Mais il nous fallait encore une interview. Alors, quand on a vu sur le quai du métro un groupe de pilotes de l’US Air Force, on a sauté sur l’occasion. Seulement, ils n’avaient pas le droit d’être filmés, ni enregistrés. Donc, on a discuté. La discussion s’est prolongée dans la rame. Lina, celle qui aime bien jouer à la chef, parlait de Daniel Pearl à un des officiers, et du traitement de l’information concernant cette affaire. Elle établissait un parallèle avec le traitement d’une autre affaire, celle d’Abugraib. L’officier estimait que l’on n’avait pas assez parlé de Pearl et que ce qui se passait à Abugraib ne méritait pas qu’on en parle plus. A ce moment là, un quidam qui devait écouter depuis le début la conversation a surgi de nulle part, disant qu’il n’était pas d’accord avec l’officier et que les exactions américaines dans la prison irakienne avaient été, à son goût, beaucoup trop passées sous silence. On sentait le civil vraiment affecté par cette histoire, parfois presque au bord des larmes. Il soutenait mordicus que des gens y avaient trouvé la mort à la suite des tortures. Nous, on s’est complètement éclipsés de la conversation, on a bien compris qu’il ne faut pas trop l’ouvrir ici malgré le 1er amendement. Les 2 américains commençaient à avoir une discussion musclée lorsque nous sommes descendus à l’arrêt de l’université.

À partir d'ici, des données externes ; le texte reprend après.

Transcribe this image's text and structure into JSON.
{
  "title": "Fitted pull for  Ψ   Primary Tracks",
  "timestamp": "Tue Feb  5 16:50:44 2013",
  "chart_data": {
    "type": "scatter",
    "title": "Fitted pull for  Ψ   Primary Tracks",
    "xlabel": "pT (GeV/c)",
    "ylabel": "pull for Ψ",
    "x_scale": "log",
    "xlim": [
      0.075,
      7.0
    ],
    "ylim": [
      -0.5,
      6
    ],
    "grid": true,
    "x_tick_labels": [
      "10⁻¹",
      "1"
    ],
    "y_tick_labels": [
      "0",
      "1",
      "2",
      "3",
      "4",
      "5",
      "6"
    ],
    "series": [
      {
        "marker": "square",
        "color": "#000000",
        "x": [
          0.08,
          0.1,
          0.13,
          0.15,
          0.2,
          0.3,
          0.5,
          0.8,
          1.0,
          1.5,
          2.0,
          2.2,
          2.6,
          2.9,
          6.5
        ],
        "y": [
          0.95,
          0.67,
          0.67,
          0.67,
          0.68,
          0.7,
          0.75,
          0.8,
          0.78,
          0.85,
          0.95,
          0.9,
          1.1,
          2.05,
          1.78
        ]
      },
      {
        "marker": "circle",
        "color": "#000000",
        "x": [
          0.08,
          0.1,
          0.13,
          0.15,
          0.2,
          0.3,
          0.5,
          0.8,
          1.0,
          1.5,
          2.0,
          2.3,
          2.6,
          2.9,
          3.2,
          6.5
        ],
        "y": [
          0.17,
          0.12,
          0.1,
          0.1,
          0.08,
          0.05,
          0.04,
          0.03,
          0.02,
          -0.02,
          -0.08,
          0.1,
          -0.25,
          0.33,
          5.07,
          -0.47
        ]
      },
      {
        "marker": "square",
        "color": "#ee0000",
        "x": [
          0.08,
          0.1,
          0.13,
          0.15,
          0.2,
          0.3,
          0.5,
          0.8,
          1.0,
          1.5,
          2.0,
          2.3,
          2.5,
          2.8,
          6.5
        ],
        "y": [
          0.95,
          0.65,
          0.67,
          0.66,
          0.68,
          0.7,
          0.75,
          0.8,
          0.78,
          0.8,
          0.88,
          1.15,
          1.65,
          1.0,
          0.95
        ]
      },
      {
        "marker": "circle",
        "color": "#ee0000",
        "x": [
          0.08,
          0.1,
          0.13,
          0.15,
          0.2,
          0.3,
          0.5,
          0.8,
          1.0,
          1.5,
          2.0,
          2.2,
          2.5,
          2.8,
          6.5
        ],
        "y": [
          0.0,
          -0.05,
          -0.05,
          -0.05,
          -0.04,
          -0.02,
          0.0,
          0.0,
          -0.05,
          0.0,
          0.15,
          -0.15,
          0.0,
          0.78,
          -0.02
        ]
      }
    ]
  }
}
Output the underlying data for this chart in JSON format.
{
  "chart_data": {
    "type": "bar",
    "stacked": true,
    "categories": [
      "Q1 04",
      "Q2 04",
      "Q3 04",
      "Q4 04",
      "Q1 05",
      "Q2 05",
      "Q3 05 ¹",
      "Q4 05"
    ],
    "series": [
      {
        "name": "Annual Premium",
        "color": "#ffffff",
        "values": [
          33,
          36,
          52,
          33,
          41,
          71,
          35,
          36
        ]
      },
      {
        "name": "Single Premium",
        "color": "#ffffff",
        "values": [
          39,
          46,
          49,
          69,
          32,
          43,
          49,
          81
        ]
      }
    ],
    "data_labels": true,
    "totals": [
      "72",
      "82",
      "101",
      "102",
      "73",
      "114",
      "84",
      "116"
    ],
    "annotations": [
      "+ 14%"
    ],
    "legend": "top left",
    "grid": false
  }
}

On a réessayé d’expliquer à notre copine Jennifer que le bien et le mal ne sont pas les uniques forces qui régissent le monde, tout en prenant d’immenses pincettes. Elle n’a toujours pas compris. La mentalité générale de ce pays me sidère de jour en jour. Je ne sais plus trop quel comportement adopter. Comme disait la fille de l’accueil, « the difference between you and us is that when you go to a foreign country, you feel like a foreigner. When we go to a foreign country, we still feel American ».